Why is it that taxis, and some other vehicles, act like they have a pass - that the rules of polite driving do not apply to them?
Taxi drivers are not the worst culprits, don't get me started on those people who think that the yellow zig zags outside the school don't apply to them.
I hardly go in taxis these days, as evidenced by the happy, excited faces of my children on the day in the summer holidays when they begged me to get a taxi home after a long walk... I looked at the youngest's tired eyes, and thought of the whining building up, and I said 'yes'. They didn't believe me until the taxi started moving.
But once upon a time I had a busy social life, and didn't have a car, and I mainly travelled by bus, but would often make my way home at the end of the night in a taxi.
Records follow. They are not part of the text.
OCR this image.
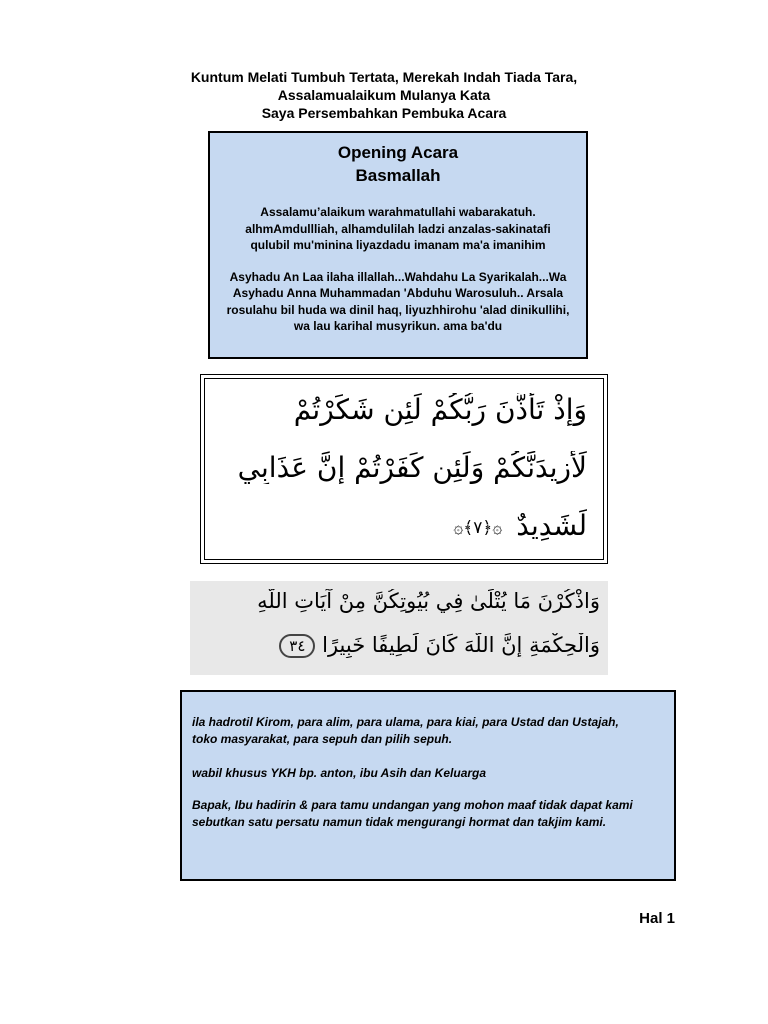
Kuntum Melati Tumbuh Tertata, Merekah Indah Tiada Tara,
Assalamualaikum Mulanya Kata
Saya Persembahkan Pembuka Acara
Opening Acara
Basmallah
Assalamu’alaikum warahmatullahi wabarakatuh.
alhmAmdullliah, alhamdulilah ladzi anzalas-sakinatafi
qulubil mu'minina liyazdadu imanam ma'a imanihim
Asyhadu An Laa ilaha illallah...Wahdahu La Syarikalah...Wa
Asyhadu Anna Muhammadan 'Abduhu Warosuluh.. Arsala
rosulahu bil huda wa dinil haq, liyuzhhirohu 'alad dinikullihi,
wa lau karihal musyrikun. ama ba'du
وَإِذْ تَأَذَّنَ رَبُّكُمْ لَئِن شَكَرْتُمْ
لَأَزِيدَنَّكُمْ وَلَئِن كَفَرْتُمْ إِنَّ عَذَابِي
لَشَدِيدٌ۞﴿٧﴾۞
وَاذْكُرْنَ مَا يُتْلَىٰ فِي بُيُوتِكُنَّ مِنْ آيَاتِ اللَّهِ
وَالْحِكْمَةِ إِنَّ اللَّهَ كَانَ لَطِيفًا خَبِيرًا ٣٤
ila hadrotil Kirom, para alim, para ulama, para kiai, para Ustad dan Ustajah,
toko masyarakat, para sepuh dan pilih sepuh.
wabil khusus YKH bp. anton, ibu Asih dan Keluarga
Bapak, Ibu hadirin & para tamu undangan yang mohon maaf tidak dapat kami
sebutkan satu persatu namun tidak mengurangi hormat dan takjim kami.
Hal 1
I knew people who had much scarier experiences than me, and I am thankful I never went through that.
NEVER GET IN A TAXI UNLESS YOU ARE SURE IT IS A LEGIT TAXI, EVEN THEN, IF YOU DON'T LIKE THE TAXI DRIVER, DON'T GET IN.One night in Leeds I got in a taxi with Kenny to get home to our manky flat in Meanwood.
We wished we'd walked.
The taxi driver was driving really erratically, while constantly talking. We asked him the usual questions about how long his shift was, and were told he had been on duty for TWO DAYS, and that we shouldn't worry because he'd taken some 'medicine' that let him stay up long enough to do this.
Oh my goodness.
The worst thing was that we'd told him where we were going when we got in, and he had retained that bit of information.
We got home, thank heavens, but we walked a lot more after that.
Any good tales to tell of your taxi experiences?